Dilansir dari laman KPK, penetapan tersangka dilakukan setelah KPK menggelar operasi tangkap tangan (OTT). Keduanya kini ditahan selama 20 hari pertama, terhitung sejak 11 hingga 30 April 2026 di Rumah Tahanan Negara Cabang Gedung Merah Putih KPK.
Kasus ini bermula pada periode 2025-2026, saat GSW melantik sejumlah pejabat di lingkungan Pemkab Tulungagung. Dalam proses tersebut, para pejabat diminta menandatangani surat pernyataan pengunduran diri tanpa tanggal.
Dokumen itu diduga digunakan sebagai alat untuk menekan para pejabat agar tetap patuh terhadap arahan bupati. Selanjutnya, GSW melalui ajudannya YOG diduga meminta sejumlah uang kepada kepala organisasi perangkat daerah (OPD) dan pejabat lainnya.
Total permintaan mencapai sekitar Rp5 miliar dari 16 OPD, dengan nominal yang bervariasi antara Rp15 juta hingga Rp2,8 miliar. Dari jumlah tersebut, sekitar Rp2,7 miliar telah berhasil dikumpulkan dan diterima oleh GSW.
Uang itu diduga digunakan untuk kepentingan pribadi, termasuk pemberian tunjangan hari raya (THR) kepada sejumlah pihak di Forum Komunikasi Pimpinan Daerah (Forkopimda) setempat.
Dalam OTT tersebut, KPK turut mengamankan sejumlah barang bukti berupa dokumen, barang bukti elektronik, beberapa pasang sepatu bermerek Louis Vuitton, serta uang tunai sebesar Rp335,4 juta yang merupakan bagian dari total uang yang telah diterima.
Atas perbuatannya, para tersangka dijerat dengan Pasal 12 huruf e atau Pasal 12B Undang-Undang Nomor 31 Tahun 1999 tentang Pemberantasan Tindak Pidana Korupsi sebagaimana telah diubah dengan Undang-Undang Nomor 20 Tahun 2001, serta ketentuan dalam KUHP terbaru.

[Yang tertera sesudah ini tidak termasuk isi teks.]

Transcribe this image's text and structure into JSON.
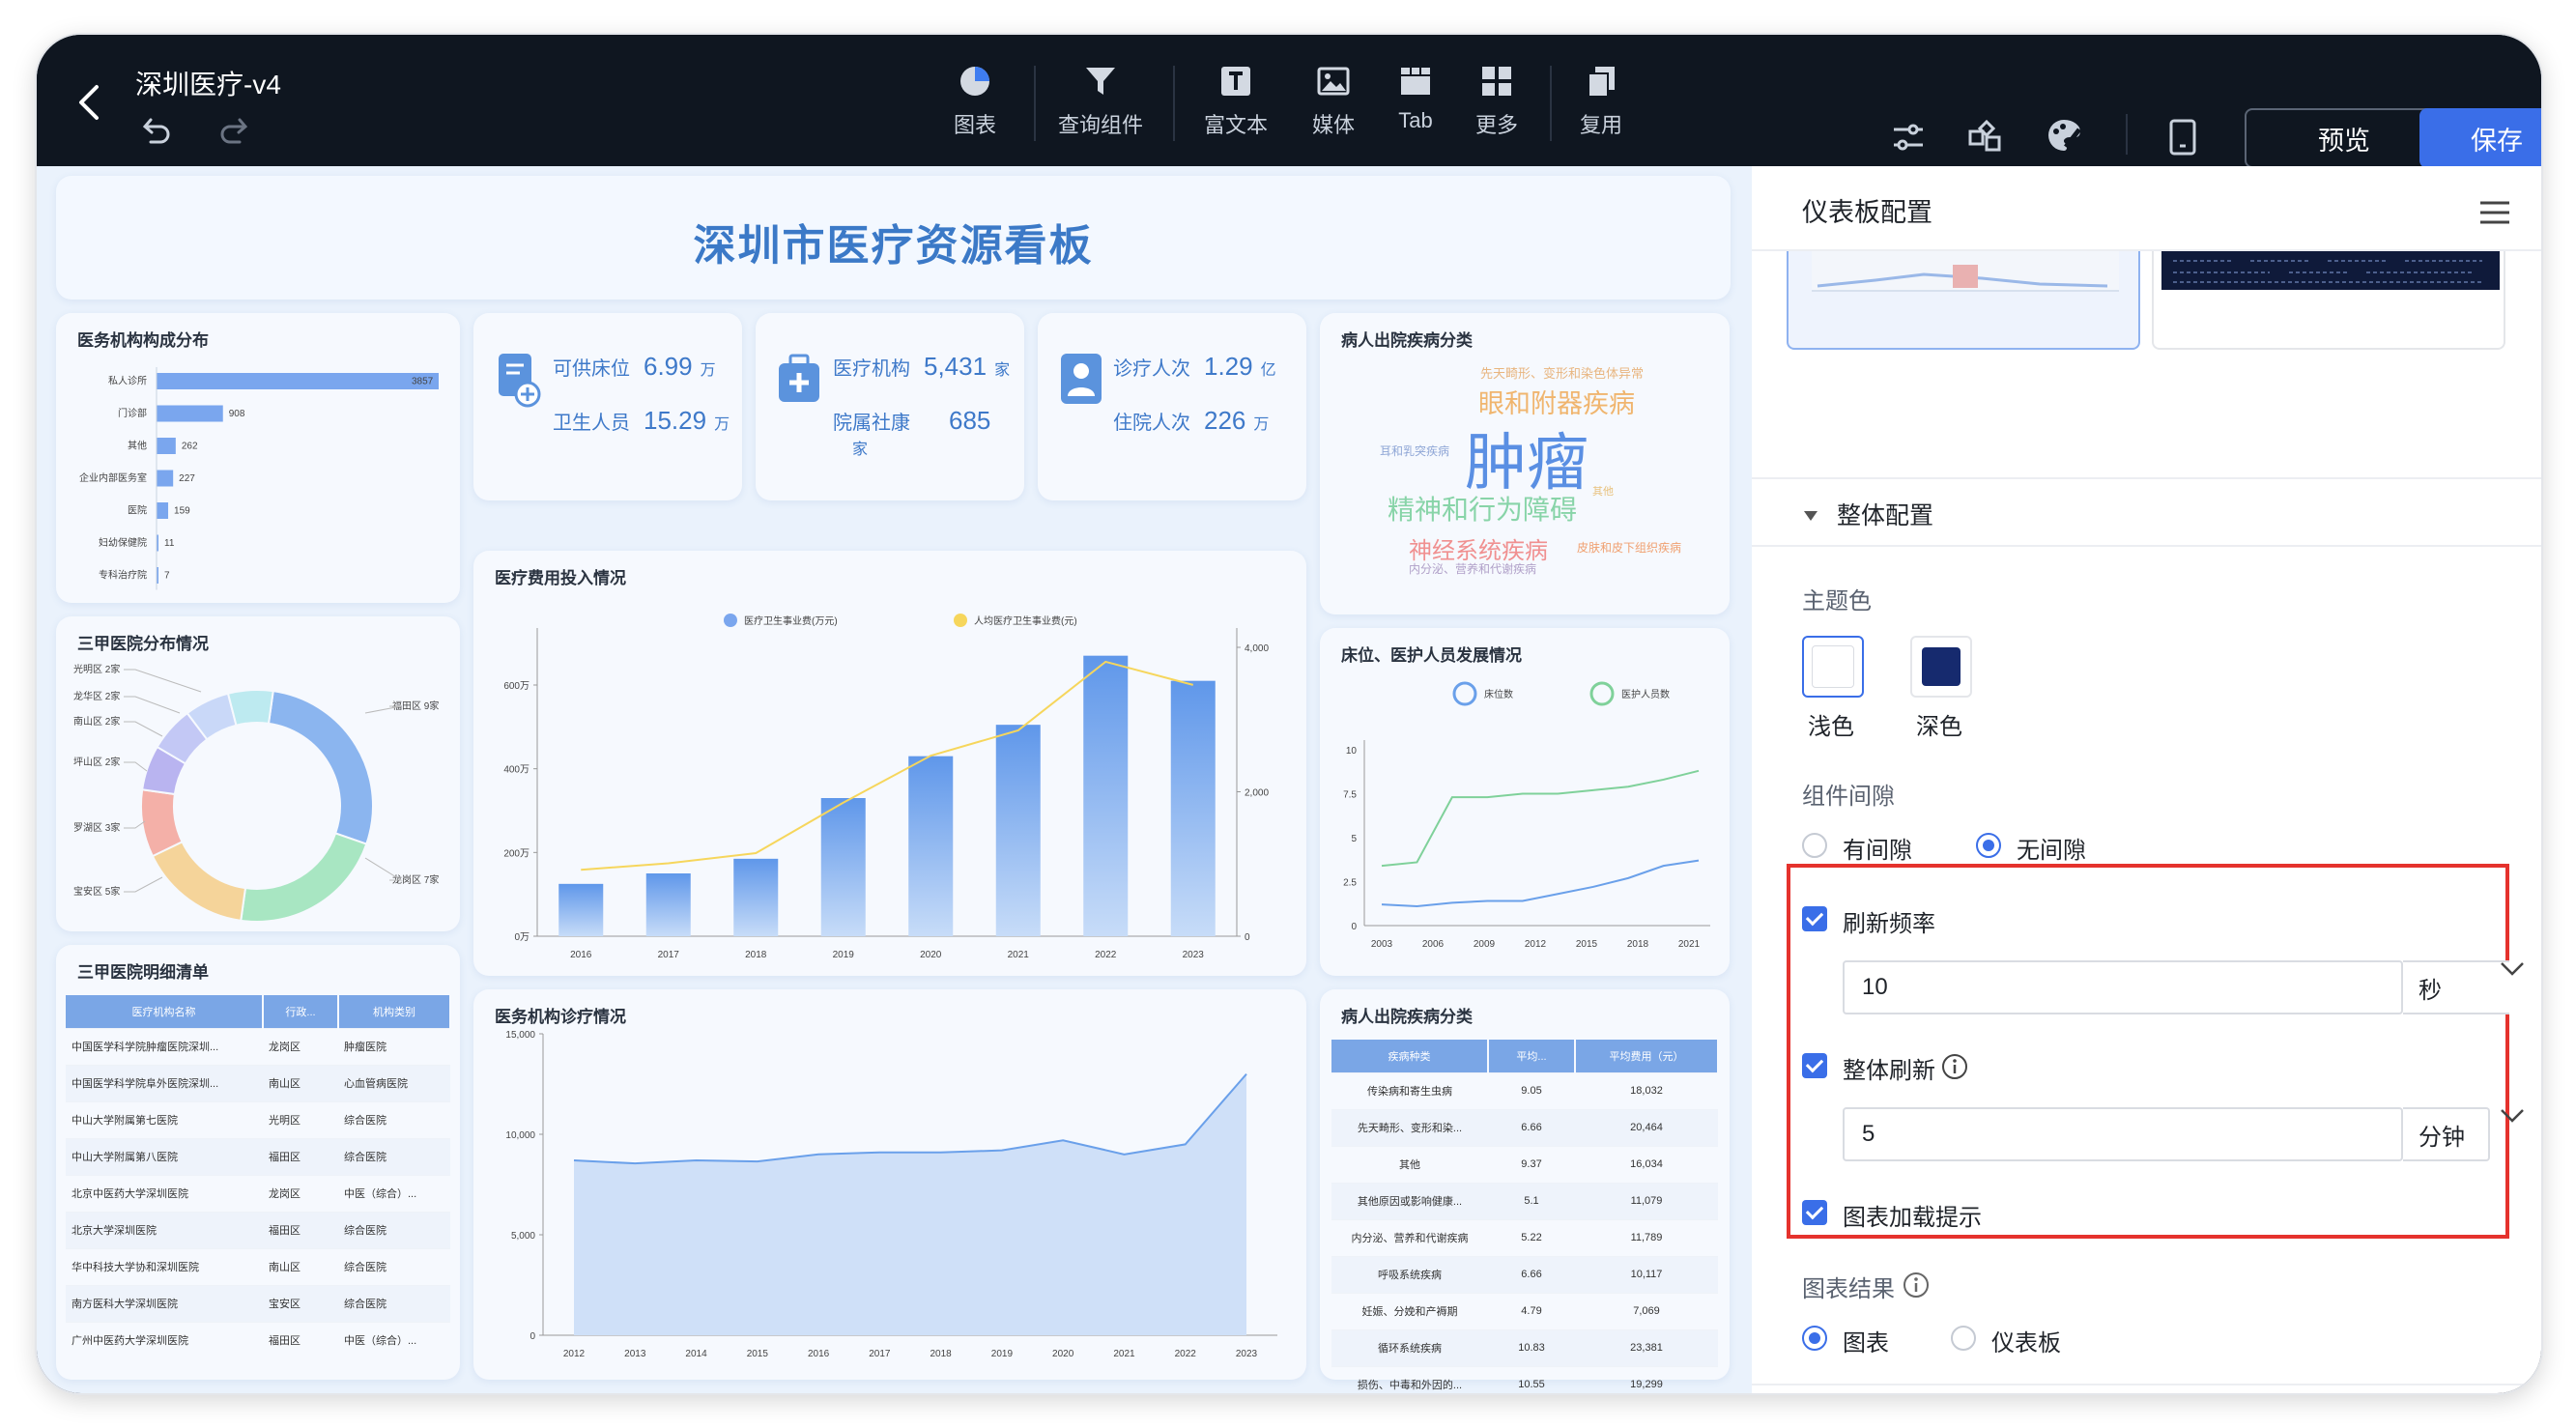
{
  "topbar": {
    "title": "深圳医疗-v4",
    "tools": [
      "图表",
      "查询组件",
      "富文本",
      "媒体",
      "Tab",
      "更多",
      "复用"
    ],
    "preview_label": "预览",
    "save_label": "保存"
  },
  "dashboard": {
    "title": "深圳市医疗资源看板",
    "org_dist": {
      "title": "医务机构构成分布",
      "rows": [
        {
          "label": "私人诊所",
          "value": 3857,
          "text": "3857"
        },
        {
          "label": "门诊部",
          "value": 908,
          "text": "908"
        },
        {
          "label": "其他",
          "value": 262,
          "text": "262"
        },
        {
          "label": "企业内部医务室",
          "value": 227,
          "text": "227"
        },
        {
          "label": "医院",
          "value": 159,
          "text": "159"
        },
        {
          "label": "妇幼保健院",
          "value": 11,
          "text": "11"
        },
        {
          "label": "专科治疗院",
          "value": 7,
          "text": "7"
        }
      ]
    },
    "kpi1": {
      "a_label": "可供床位",
      "a_value": "6.99",
      "a_unit": "万",
      "b_label": "卫生人员",
      "b_value": "15.29",
      "b_unit": "万"
    },
    "kpi2": {
      "a_label": "医疗机构",
      "a_value": "5,431",
      "a_unit": "家",
      "b_label": "院属社康",
      "b_value": "685",
      "b_unit": "家"
    },
    "kpi3": {
      "a_label": "诊疗人次",
      "a_value": "1.29",
      "a_unit": "亿",
      "b_label": "住院人次",
      "b_value": "226",
      "b_unit": "万"
    },
    "wordcloud": {
      "title": "病人出院疾病分类",
      "words": [
        "先天畸形、变形和染色体异常",
        "眼和附器疾病",
        "耳和乳突疾病",
        "肿瘤",
        "精神和行为障碍",
        "其他",
        "神经系统疾病",
        "皮肤和皮下组织疾病",
        "内分泌、营养和代谢疾病"
      ]
    },
    "tertiary_dist": {
      "title": "三甲医院分布情况",
      "labels": [
        "光明区 2家",
        "龙华区 2家",
        "南山区 2家",
        "坪山区 2家",
        "罗湖区 3家",
        "宝安区 5家",
        "福田区 9家",
        "龙岗区 7家"
      ]
    },
    "cost": {
      "title": "医疗费用投入情况"
    },
    "beds": {
      "title": "床位、医护人员发展情况"
    },
    "hosp_list": {
      "title": "三甲医院明细清单",
      "columns": [
        "医疗机构名称",
        "行政...",
        "机构类别"
      ],
      "rows": [
        [
          "中国医学科学院肿瘤医院深圳...",
          "龙岗区",
          "肿瘤医院"
        ],
        [
          "中国医学科学院阜外医院深圳...",
          "南山区",
          "心血管病医院"
        ],
        [
          "中山大学附属第七医院",
          "光明区",
          "综合医院"
        ],
        [
          "中山大学附属第八医院",
          "福田区",
          "综合医院"
        ],
        [
          "北京中医药大学深圳医院",
          "龙岗区",
          "中医（综合）..."
        ],
        [
          "北京大学深圳医院",
          "福田区",
          "综合医院"
        ],
        [
          "华中科技大学协和深圳医院",
          "南山区",
          "综合医院"
        ],
        [
          "南方医科大学深圳医院",
          "宝安区",
          "综合医院"
        ],
        [
          "广州中医药大学深圳医院",
          "福田区",
          "中医（综合）..."
        ]
      ]
    },
    "visits": {
      "title": "医务机构诊疗情况"
    },
    "disease_table": {
      "title": "病人出院疾病分类",
      "columns": [
        "疾病种类",
        "平均...",
        "平均费用（元）"
      ],
      "rows": [
        [
          "传染病和寄生虫病",
          "9.05",
          "18,032"
        ],
        [
          "先天畸形、变形和染...",
          "6.66",
          "20,464"
        ],
        [
          "其他",
          "9.37",
          "16,034"
        ],
        [
          "其他原因或影响健康...",
          "5.1",
          "11,079"
        ],
        [
          "内分泌、营养和代谢疾病",
          "5.22",
          "11,789"
        ],
        [
          "呼吸系统疾病",
          "6.66",
          "10,117"
        ],
        [
          "妊娠、分娩和产褥期",
          "4.79",
          "7,069"
        ],
        [
          "循环系统疾病",
          "10.83",
          "23,381"
        ],
        [
          "损伤、中毒和外因的...",
          "10.55",
          "19,299"
        ]
      ]
    }
  },
  "chart_data": [
    {
      "type": "bar",
      "title": "医务机构构成分布",
      "categories": [
        "私人诊所",
        "门诊部",
        "其他",
        "企业内部医务室",
        "医院",
        "妇幼保健院",
        "专科治疗院"
      ],
      "values": [
        3857,
        908,
        262,
        227,
        159,
        11,
        7
      ]
    },
    {
      "type": "pie",
      "title": "三甲医院分布情况",
      "categories": [
        "福田区",
        "龙岗区",
        "宝安区",
        "罗湖区",
        "坪山区",
        "南山区",
        "龙华区",
        "光明区"
      ],
      "values": [
        9,
        7,
        5,
        3,
        2,
        2,
        2,
        2
      ]
    },
    {
      "type": "bar",
      "title": "医疗费用投入情况",
      "categories": [
        "2016",
        "2017",
        "2018",
        "2019",
        "2020",
        "2021",
        "2022",
        "2023"
      ],
      "series": [
        {
          "name": "医疗卫生事业费(万元)",
          "type": "bar",
          "values": [
            125,
            150,
            185,
            330,
            430,
            505,
            670,
            610
          ]
        },
        {
          "name": "人均医疗卫生事业费(元)",
          "type": "line",
          "axis": "right",
          "values": [
            920,
            1010,
            1150,
            1850,
            2500,
            2850,
            3800,
            3480
          ]
        }
      ],
      "y_ticks_left": [
        "0万",
        "200万",
        "400万",
        "600万"
      ],
      "ylim_left": [
        0,
        690
      ],
      "y_ticks_right": [
        "0",
        "2,000",
        "4,000"
      ],
      "ylim_right": [
        0,
        4000
      ],
      "legend": "top"
    },
    {
      "type": "line",
      "title": "床位、医护人员发展情况",
      "x": [
        "2003",
        "2006",
        "2009",
        "2012",
        "2015",
        "2018",
        "2021"
      ],
      "series": [
        {
          "name": "床位数",
          "values": [
            3.4,
            3.6,
            7.3,
            7.3,
            7.5,
            7.5,
            7.7,
            7.9,
            8.3,
            8.8
          ]
        },
        {
          "name": "医护人员数",
          "values": [
            1.2,
            1.1,
            1.3,
            1.4,
            1.4,
            1.8,
            2.2,
            2.7,
            3.4,
            3.7
          ]
        }
      ],
      "y_ticks": [
        "0",
        "2.5",
        "5",
        "7.5",
        "10"
      ],
      "ylim": [
        0,
        10
      ],
      "legend": "top"
    },
    {
      "type": "area",
      "title": "医务机构诊疗情况",
      "x": [
        "2012",
        "2013",
        "2014",
        "2015",
        "2016",
        "2017",
        "2018",
        "2019",
        "2020",
        "2021",
        "2022",
        "2023"
      ],
      "values": [
        8700,
        8550,
        8700,
        8650,
        9000,
        9100,
        9100,
        9200,
        9700,
        9000,
        9500,
        13000
      ],
      "y_ticks": [
        "0",
        "5,000",
        "10,000",
        "15,000"
      ],
      "ylim": [
        0,
        15000
      ]
    }
  ],
  "panel": {
    "title": "仪表板配置",
    "section_overall": "整体配置",
    "theme_label": "主题色",
    "theme_light": "浅色",
    "theme_dark": "深色",
    "color_light": "#ffffff",
    "color_dark": "#162a6e",
    "gap_label": "组件间隙",
    "gap_with": "有间隙",
    "gap_none": "无间隙",
    "refresh_label": "刷新频率",
    "refresh_value": "10",
    "refresh_unit": "秒",
    "global_refresh_label": "整体刷新",
    "global_refresh_value": "5",
    "global_refresh_unit": "分钟",
    "loading_tip_label": "图表加载提示",
    "result_label": "图表结果",
    "result_chart": "图表",
    "result_dashboard": "仪表板",
    "highlight_color": "#e5322d",
    "accent_color": "#3a6ee8"
  }
}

KPK juga mengungkap bahwa sepanjang 2026 telah melakukan sejumlah OTT terkait dugaan pemerasan di berbagai daerah, di antaranya di Kabupaten Cilacap, Kabupaten Pati, dan Kota Madiun.
Dalam kasus ini, KPK menemukan fakta bahwa beberapa OPD bahkan terpaksa meminjam uang atau menggunakan dana pribadi untuk memenuhi permintaan tersebut. Praktik ini dinilai berpotensi berkembang menjadi modus korupsi lain, seperti pengaturan proyek dan gratifikasi.